Canning, Mets using 'secret sauce' to neutralize Ohtani

New York defeats Los Angeles for fourth time in six games to clinch season series between powerhouses

June 5th, 2025

LOS ANGELES -- was hardly in grave danger when Shohei Ohtani stepped to the plate in the fifth inning Wednesday at Dodger Stadium, but with the way Canning was pitching, it was the thorniest spot he had faced all night: Ohtani batting with a man on base in a three-run game. If the Dodgers were going to make things difficult, this was their chance.

Canning ran the count full before throwing Ohtani a changeup that appeared headed straight toward him, until it faded back over the inside corner of the zone. Home-plate umpire Jansen Visconti signaled strike three on the reigning National League MVP. Ohtani retreated to the dugout.

The Dodgers never wound up making much additional noise in a 6-1 Mets win, which clinched the season series for New York.

A significant reason why the Mets have won four of six against the defending World Series champions has been their ability to neutralize Ohtani, almost certainly one of the two most dangerous hitters in the game today. Against the rest of the league, Ohtani is batting .301/.399/.671. Against the Mets, his slash line is .208/.286/.458.

“As a whole,” said Monday’s Mets starter, Paul Blackburn, “I feel like we’ve pitched him really well.”

Thanks in part to his success against Ohtani, Canning finished with his finest stat line of the season over six shutout innings. Pete Alonso hit two homers and drove home five runs to back him, giving the Mets their breeziest win over the Dodgers so far.

Ohtani, meanwhile, went 2-for-4 with a pair of harmless singles, which the Mets will take any day of the week. While he does have two solo homers in six games against the Mets this season, their pitchers are fine with that, as well. Solo homers tend not to lose games.

Instead, the Mets want to avoid the type of tension that could have occurred in the fifth inning, had Ohtani managed to trim their three-run margin to one. At that point in the proceedings, Alonso had not yet hit his second home run, a Statcast-projected 447-foot blast in the eighth that put the game on ice. So when Canning fell behind Ohtani, 3-1, on four consecutive sliders, Dodger Stadium began to simmer.

The next pitch was also a slider that appeared to miss the outside corner, but Visconti called it a strike. Finally, with the count full, Canning threw one of his best-placed pitches of the night to freeze Ohtani.

“I don’t want to give in,” Canning said of the at-bat. “He put a good swing on a fastball earlier in the game. He’s a great fastball hitter, so I was leaning on my slider to get there and then just kind of showed him something different with the changeup 3-2.”

Having played alongside Ohtani in Anaheim from 2019-23, Canning knows him better than most. He said the key to neutralizing the slugger is mixing things up “every time you face him.”
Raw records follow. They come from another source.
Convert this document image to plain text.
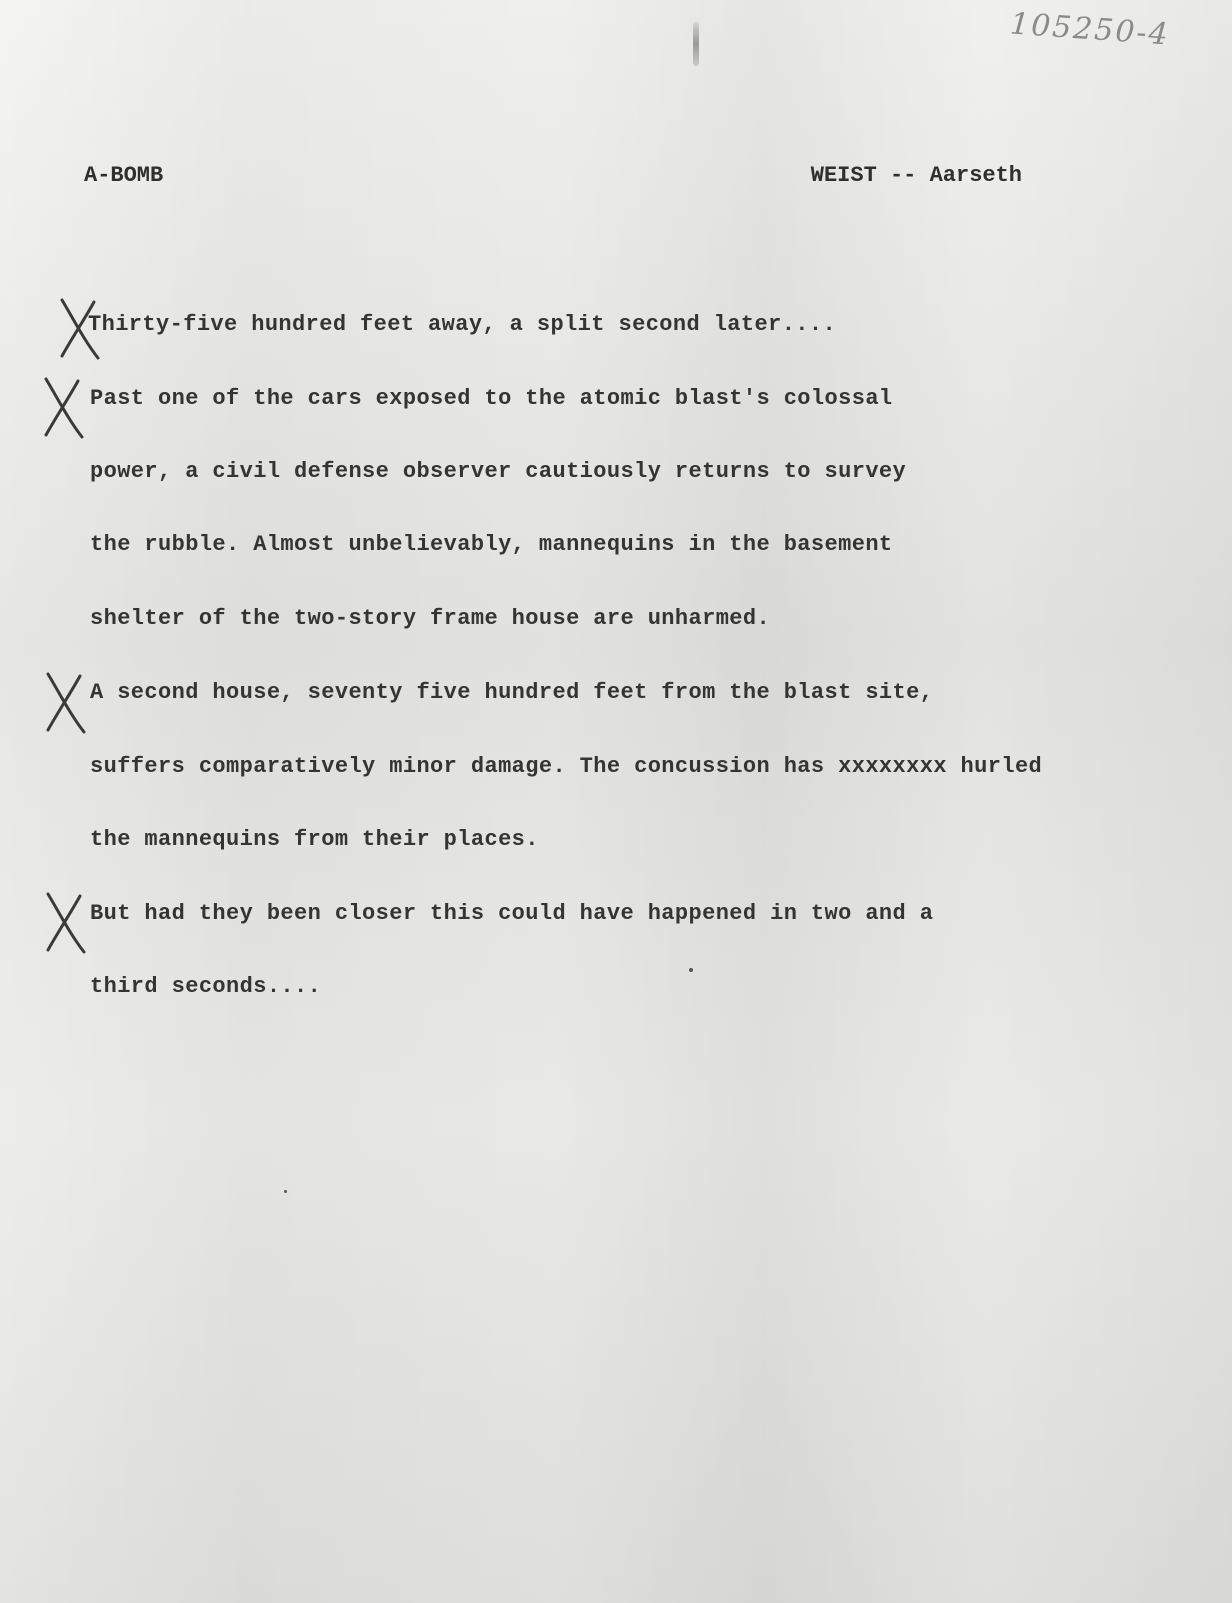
105250-4
A-BOMB	WEIST -- Aarseth
Thirty-five hundred feet away, a split second later....
Past one of the cars exposed to the atomic blast's colossal
power, a civil defense observer cautiously returns to survey
the rubble. Almost unbelievably, mannequins in the basement
shelter of the two-story frame house are unharmed.
A second house, seventy five hundred feet from the blast site,
suffers comparatively minor damage. The concussion has xxxxxxxx hurled
the mannequins from their places.
But had they been closer this could have happened in two and a
third seconds....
“I think they’re really not throwing fastballs in the hitting zone,” was how Dodgers manager Dave Roberts put it. “If something is in the strike zone, it’s spin or changeup, and they’re changing a lot of locations -- they’re going in, crowding him, going away. They’re just not repeating a lot.”

Sometimes, achieving such a thing can be easier said than done. At Dodger Stadium in particular, Ohtani’s at-bats are events. His walk-up music, Michael Bublé’s “Feeling Good,” tends to froth up the crowd. Fans hang on every pitch, knowing Ohtani’s violent swings can cause damage at any moment.
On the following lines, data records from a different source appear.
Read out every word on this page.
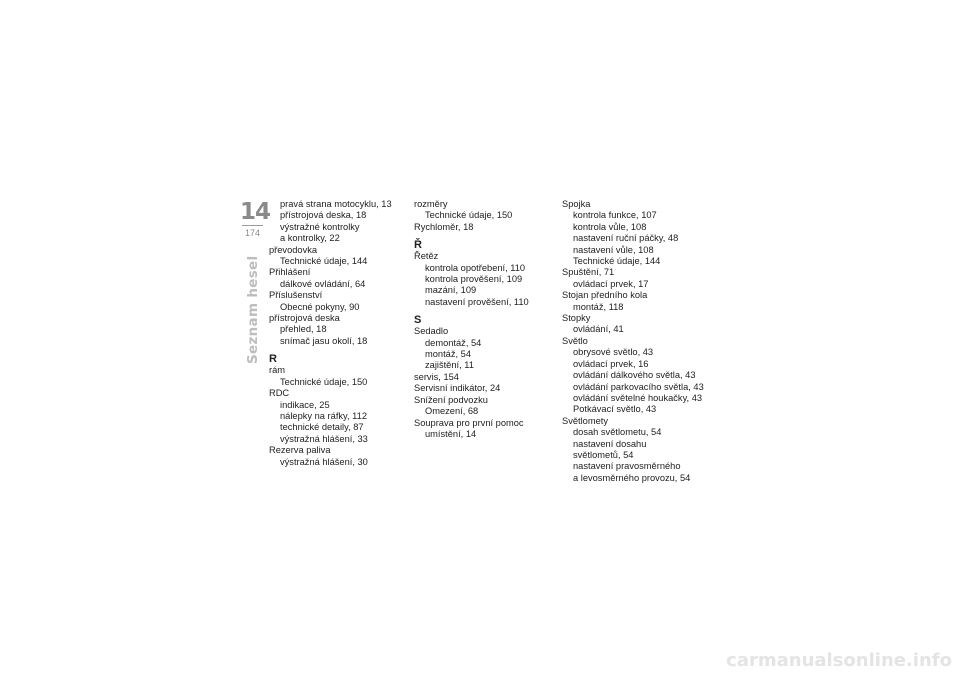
14
174
Seznam hesel
pravá strana motocyklu, 13
přístrojová deska, 18
výstražné kontrolky
a kontrolky, 22
převodovka
Technické údaje, 144
Přihlášení
dálkové ovládání, 64
Příslušenství
Obecné pokyny, 90
přístrojová deska
přehled, 18
snímač jasu okolí, 18
R
rám
Technické údaje, 150
RDC
indikace, 25
nálepky na ráfky, 112
technické detaily, 87
výstražná hlášení, 33
Rezerva paliva
výstražná hlášení, 30
rozměry
Technické údaje, 150
Rychloměr, 18
Ř
Řetěz
kontrola opotřebení, 110
kontrola prověšení, 109
mazání, 109
nastavení prověšení, 110
S
Sedadlo
demontáž, 54
montáž, 54
zajištění, 11
servis, 154
Servisní indikátor, 24
Snížení podvozku
Omezení, 68
Souprava pro první pomoc
umístění, 14
Spojka
kontrola funkce, 107
kontrola vůle, 108
nastavení ruční páčky, 48
nastavení vůle, 108
Technické údaje, 144
Spuštění, 71
ovládací prvek, 17
Stojan předního kola
montáž, 118
Stopky
ovládání, 41
Světlo
obrysové světlo, 43
ovládací prvek, 16
ovládání dálkového světla, 43
ovládání parkovacího světla, 43
ovládání světelné houkačky, 43
Potkávací světlo, 43
Světlomety
dosah světlometu, 54
nastavení dosahu
světlometů, 54
nastavení pravosměrného
a levosměrného provozu, 54
carmanualsonline.info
Mets pitchers understand all that, too, but they do their best to make “the outside noise fade away,” as Tylor Megill put it.

Rather than focus on the spectacle, the Mets pitch to their strengths. For Blackburn on Monday, that meant attacking Ohtani with hard stuff up-and-in and soft stuff down-and-away -- strategies gleaned from more than a dozen matchups with Ohtani in the American League West. For Megill on Tuesday, it meant trying to be unpredictable, such as when he froze Ohtani on a strike-three fastball after jumping ahead of him, 1-2 -- a clear offspeed count in which most pitchers would try to tempt him to chase.

“There is a secret sauce,” Megill said. “There’s a secret sauce to every hitter.”

Asked about their success against Ohtani before Canning’s victory on Wednesday, Mets manager Carlos Mendoza superstitiously laughed off the question, quipping that “we’ve got two more games.”

Now, it’s down to one, with the season series over the Dodgers secure.

“Every team is going to have a plan, right? But it comes down to the players going out there and executing, and I feel like we’ve done that,” Mendoza said. “He’s still a great hitter. It’s not comfortable watching him over there at the plate. But so far, knock on wood, I feel like we’ve done a good job.”